Der Wendepunkt kam, als mir bewusst wurde, dass niederträchtige Verbrecher es fast geschafft hätte, mich zu brechen – bis zu dem Punkt, an dem ich sogar Suizid in Erwägung zog. Dieser Moment war der erschütterndste meines Lebens. Doch genau an diesem Tiefpunkt erkannte ich, dass ich die Kontrolle über mein Leben und meine Entscheidungen zurückgewinnen musste. Der Gedanke, anderen Menschen zu helfen, die Ähnliches durchgemacht haben, gab mir schliesslich die Kraft, wieder aufzustehen und mein Leben in neue Bahnen zu lenken.
Wie entstand die Idee zu „The Bright You“, und was waren die ersten Schritte, um diese Selbsthilfeplattform ins Leben zu rufen?
Die Idee entstand in einem Gespräch mit einem Cybercrime-Spezialisten. Ich fragte ihn beiläufig, ob es Selbsthilfegruppen für Menschen wie mich gäbe, die Opfer von Online-Betrug geworden sind. Als er dies verneinte, wusste ich, dass es hier eine grosse Lücke gibt, die gefüllt werden muss.

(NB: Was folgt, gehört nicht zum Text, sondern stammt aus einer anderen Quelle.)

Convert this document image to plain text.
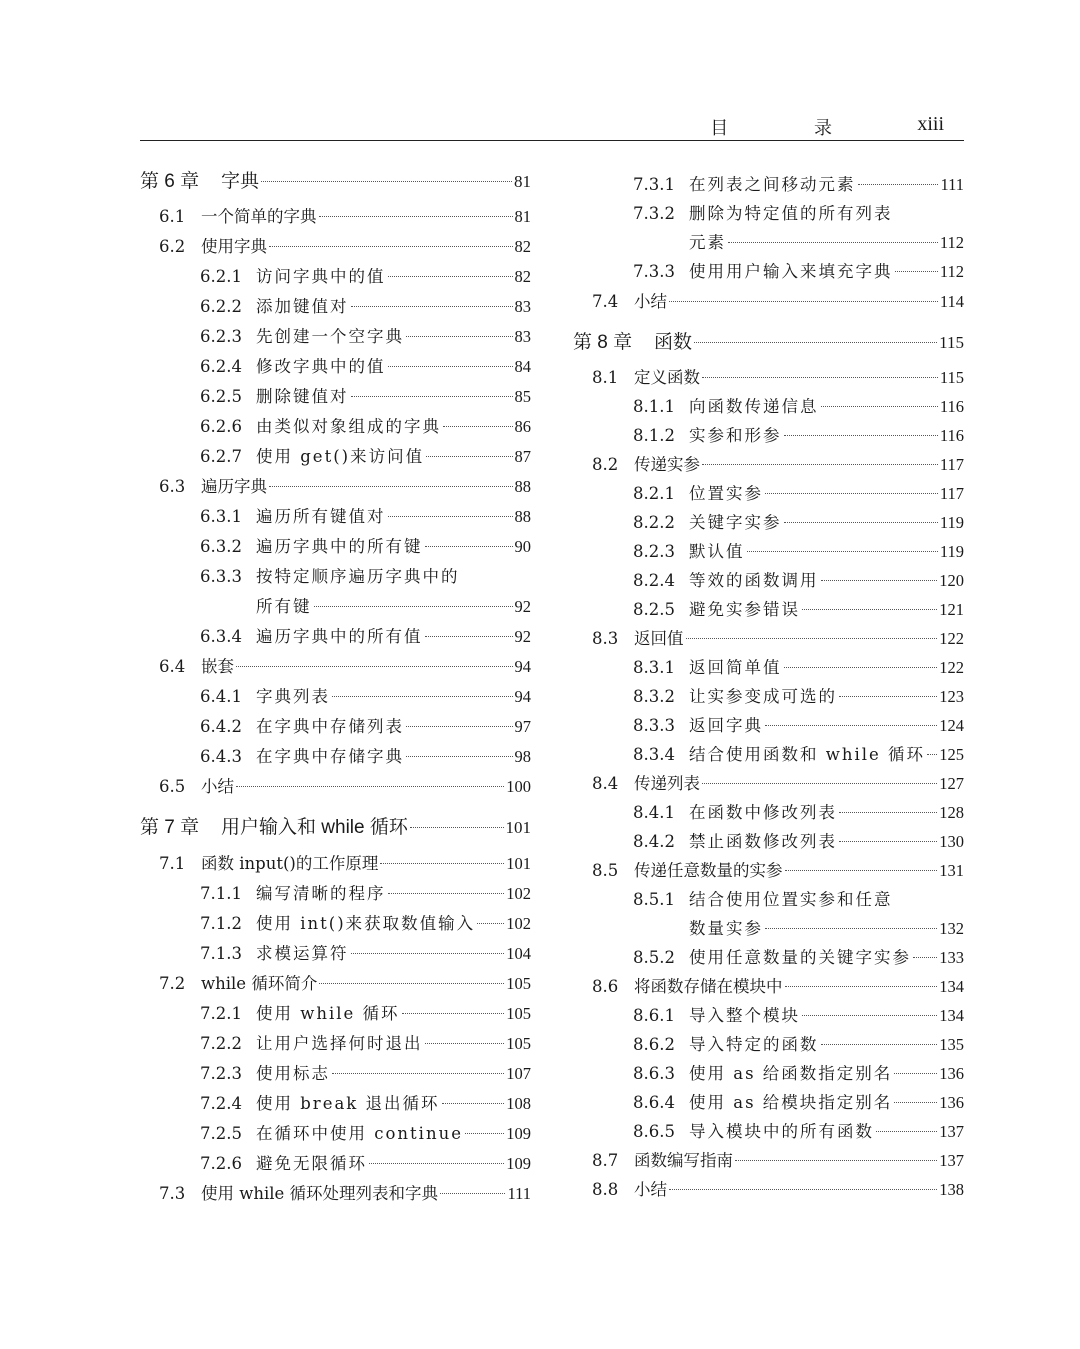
目 录 xiii
第 6 章	字典	81
6.1 一个简单的字典	81
6.2 使用字典	82
6.2.1 访问字典中的值	82
6.2.2 添加键值对	83
6.2.3 先创建一个空字典	83
6.2.4 修改字典中的值	84
6.2.5 删除键值对	85
6.2.6 由类似对象组成的字典	86
6.2.7 使用 get()来访问值	87
6.3 遍历字典	88
6.3.1 遍历所有键值对	88
6.3.2 遍历字典中的所有键	90
6.3.3 按特定顺序遍历字典中的
所有键	92
6.3.4 遍历字典中的所有值	92
6.4 嵌套	94
6.4.1 字典列表	94
6.4.2 在字典中存储列表	97
6.4.3 在字典中存储字典	98
6.5 小结	100
第 7 章	用户输入和 while 循环	101
7.1 函数 input()的工作原理	101
7.1.1 编写清晰的程序	102
7.1.2 使用 int()来获取数值输入 102
7.1.3 求模运算符	104
7.2 while 循环简介	105
7.2.1 使用 while 循环	105
7.2.2 让用户选择何时退出	105
7.2.3 使用标志	107
7.2.4 使用 break 退出循环	108
7.2.5 在循环中使用 continue	109
7.2.6 避免无限循环	109
7.3 使用 while 循环处理列表和字典	111
7.3.1 在列表之间移动元素	111
7.3.2 删除为特定值的所有列表
元素	112
7.3.3 使用用户输入来填充字典	112
7.4 小结	114
第 8 章	函数	115
8.1 定义函数	115
8.1.1 向函数传递信息	116
8.1.2 实参和形参	116
8.2 传递实参	117
8.2.1 位置实参	117
8.2.2 关键字实参	119
8.2.3 默认值	119
8.2.4 等效的函数调用	120
8.2.5 避免实参错误	121
8.3 返回值	122
8.3.1 返回简单值	122
8.3.2 让实参变成可选的	123
8.3.3 返回字典	124
8.3.4 结合使用函数和 while 循环 125
8.4 传递列表	127
8.4.1 在函数中修改列表	128
8.4.2 禁止函数修改列表	130
8.5 传递任意数量的实参	131
8.5.1 结合使用位置实参和任意
数量实参	132
8.5.2 使用任意数量的关键字实参 133
8.6 将函数存储在模块中	134
8.6.1 导入整个模块	134
8.6.2 导入特定的函数	135
8.6.3 使用 as 给函数指定别名	136
8.6.4 使用 as 给模块指定别名	136
8.6.5 导入模块中的所有函数	137
8.7 函数编写指南	137
8.8 小结	138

Zusammen mit meiner Co-Autorin und sehr guten Freundin Ayda Ergez, die mich während der letzten beiden stürmischen Jahren stets moralisch unterstützte und mich begleitete, beschlossen wir, eine Plattform zu schaffen, die Betroffenen einen Auffangort, mentale Unterstützung und eine Gemeinschaft bietet.
Wie haben Sie „The Bright You“ konzipiert, um den spezifischen Bedürfnissen von Betrugsopfern gerecht zu werden?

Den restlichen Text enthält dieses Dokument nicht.